The 2017 edition is an overview of financing committed by the African Development Bank, the Asian Development Bank, the European Bank for Reconstruction and Development, the European Investment Bank, the Inter-American Development Bank Group and the World Bank Group (World Bank, IFC and MIGA). These banks account for the vast majority of multilateral development finance.
The report shows that climate financing by the world’s six largest MDBs rose to a seven-year high of $35.2 billion in 2017, up 28 per cent on the previous year. $27.9 billion (79 per cent of the 2017 total) was devoted to climate mitigation projects that aim to reduce harmful emissions and slow down global warming.

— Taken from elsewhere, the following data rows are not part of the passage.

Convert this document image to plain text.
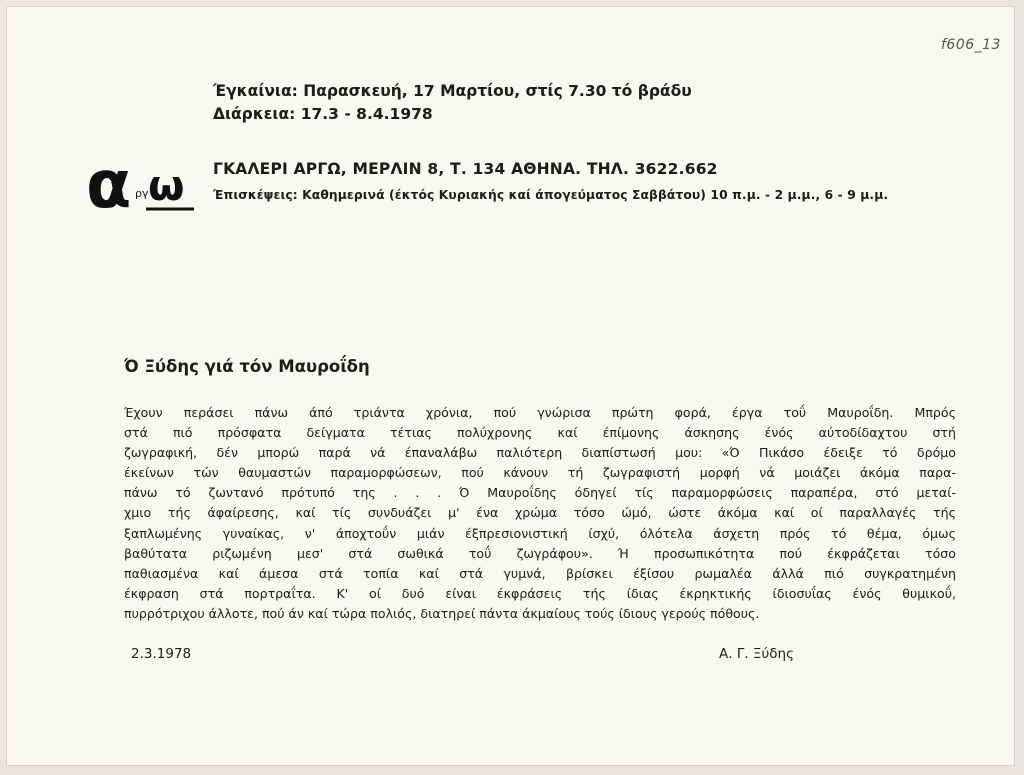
f606_13
Έγκαίνια: Παρασκευή, 17 Μαρτίου, στίς 7.30 τό βράδυ
Διάρκεια: 17.3 - 8.4.1978
α ργ ω ΓΚΑΛΕΡΙ ΑΡΓΩ, ΜΕΡΛΙΝ 8, Τ. 134 ΑΘΗΝΑ. ΤΗΛ. 3622.662
Έπισκέψεις: Καθημερινά (έκτός Κυριακής καί άπογεύματος Σαββάτου) 10 π.μ. - 2 μ.μ., 6 - 9 μ.μ.
Ό Ξύδης γιά τόν Μαυροΐδη

Έχουν περάσει πάνω άπό τριάντα χρόνια, πού γνώρισα πρώτη φορά, έργα τοΰ Μαυροΐδη. Μπρός
στά πιό πρόσφατα δείγματα τέτιας πολύχρονης καί έπίμονης άσκησης ένός αύτοδίδαχτου στή
ζωγραφική, δέν μπορώ παρά νά έπαναλάβω παλιότερη διαπίστωσή μου: «Ό Πικάσο έδειξε τό δρόμο
έκείνων τών θαυμαστών παραμορφώσεων, πού κάνουν τή ζωγραφιστή μορφή νά μοιάζει άκόμα παρα-
πάνω τό ζωντανό πρότυπό της . . . Ό Μαυροΐδης όδηγεί τίς παραμορφώσεις παραπέρα, στό μεταί-
χμιο τής άφαίρεσης, καί τίς συνδυάζει μ' ένα χρώμα τόσο ώμό, ώστε άκόμα καί οί παραλλαγές τής
ξαπλωμένης γυναίκας, ν' άποχτοΰν μιάν έξπρεσιονιστική ίσχύ, όλότελα άσχετη πρός τό θέμα, όμως
βαθύτατα ριζωμένη μεσ' στά σωθικά τοΰ ζωγράφου». Ή προσωπικότητα πού έκφράζεται τόσο
παθιασμένα καί άμεσα στά τοπία καί στά γυμνά, βρίσκει έξίσου ρωμαλέα άλλά πιό συγκρατημένη
έκφραση στά πορτραΐτα. Κ' οί δυό είναι έκφράσεις τής ίδιας έκρηκτικής ίδιοσυΐας ένός θυμικοΰ,
πυρρότριχου άλλοτε, πού άν καί τώρα πολιός, διατηρεί πάντα άκμαίους τούς ίδιους γερούς πόθους.

2.3.1978	Α. Γ. Ξύδης
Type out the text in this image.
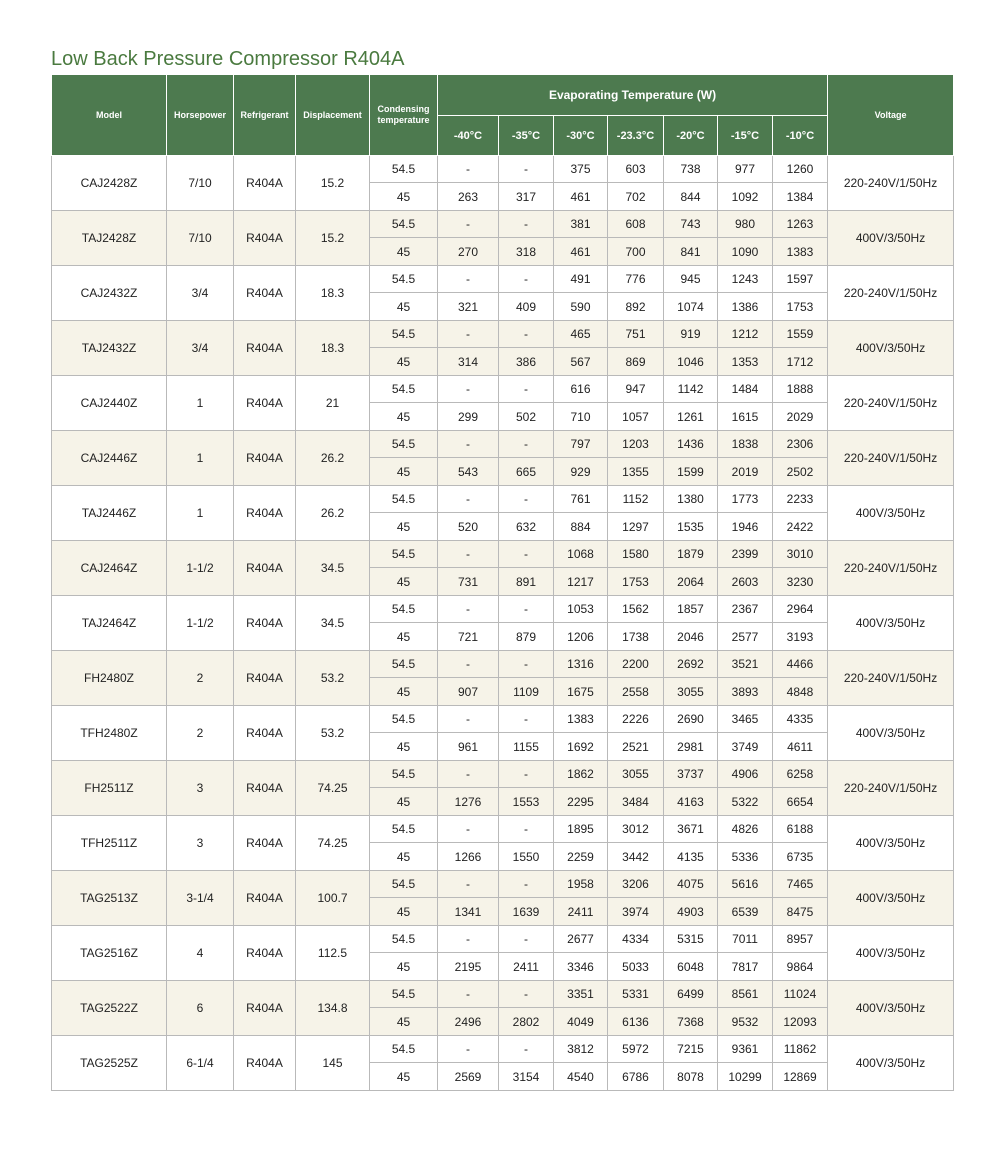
Low Back Pressure Compressor R404A
Model	Horsepower	Refrigerant	Displacement	Condensing temperature	Evaporating Temperature (W)							Voltage
					-40°C	-35°C	-30°C	-23.3°C	-20°C	-15°C	-10°C	
CAJ2428Z	7/10	R404A	15.2	54.5	-	-	375	603	738	977	1260	220-240V/1/50Hz
				45	263	317	461	702	844	1092	1384	
TAJ2428Z	7/10	R404A	15.2	54.5	-	-	381	608	743	980	1263	400V/3/50Hz
				45	270	318	461	700	841	1090	1383	
CAJ2432Z	3/4	R404A	18.3	54.5	-	-	491	776	945	1243	1597	220-240V/1/50Hz
				45	321	409	590	892	1074	1386	1753	
TAJ2432Z	3/4	R404A	18.3	54.5	-	-	465	751	919	1212	1559	400V/3/50Hz
				45	314	386	567	869	1046	1353	1712	
CAJ2440Z	1	R404A	21	54.5	-	-	616	947	1142	1484	1888	220-240V/1/50Hz
				45	299	502	710	1057	1261	1615	2029	
CAJ2446Z	1	R404A	26.2	54.5	-	-	797	1203	1436	1838	2306	220-240V/1/50Hz
				45	543	665	929	1355	1599	2019	2502	
TAJ2446Z	1	R404A	26.2	54.5	-	-	761	1152	1380	1773	2233	400V/3/50Hz
				45	520	632	884	1297	1535	1946	2422	
CAJ2464Z	1-1/2	R404A	34.5	54.5	-	-	1068	1580	1879	2399	3010	220-240V/1/50Hz
				45	731	891	1217	1753	2064	2603	3230	
TAJ2464Z	1-1/2	R404A	34.5	54.5	-	-	1053	1562	1857	2367	2964	400V/3/50Hz
				45	721	879	1206	1738	2046	2577	3193	
FH2480Z	2	R404A	53.2	54.5	-	-	1316	2200	2692	3521	4466	220-240V/1/50Hz
				45	907	1109	1675	2558	3055	3893	4848	
TFH2480Z	2	R404A	53.2	54.5	-	-	1383	2226	2690	3465	4335	400V/3/50Hz
				45	961	1155	1692	2521	2981	3749	4611	
FH2511Z	3	R404A	74.25	54.5	-	-	1862	3055	3737	4906	6258	220-240V/1/50Hz
				45	1276	1553	2295	3484	4163	5322	6654	
TFH2511Z	3	R404A	74.25	54.5	-	-	1895	3012	3671	4826	6188	400V/3/50Hz
				45	1266	1550	2259	3442	4135	5336	6735	
TAG2513Z	3-1/4	R404A	100.7	54.5	-	-	1958	3206	4075	5616	7465	400V/3/50Hz
				45	1341	1639	2411	3974	4903	6539	8475	
TAG2516Z	4	R404A	112.5	54.5	-	-	2677	4334	5315	7011	8957	400V/3/50Hz
				45	2195	2411	3346	5033	6048	7817	9864	
TAG2522Z	6	R404A	134.8	54.5	-	-	3351	5331	6499	8561	11024	400V/3/50Hz
				45	2496	2802	4049	6136	7368	9532	12093	
TAG2525Z	6-1/4	R404A	145	54.5	-	-	3812	5972	7215	9361	11862	400V/3/50Hz
				45	2569	3154	4540	6786	8078	10299	12869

The remaining 21 per cent ($7.4 billion) of financing for emerging and developing nations was invested in climate adaptation projects that help economies deal with the effects of climate change such as unusual levels of rain, worsening droughts and extreme weather events.
In October 2017 the Islamic Development Bank joined the MDB climate finance tracking groups, and its climate finance figures will be included in joint reports from 2018 onwards.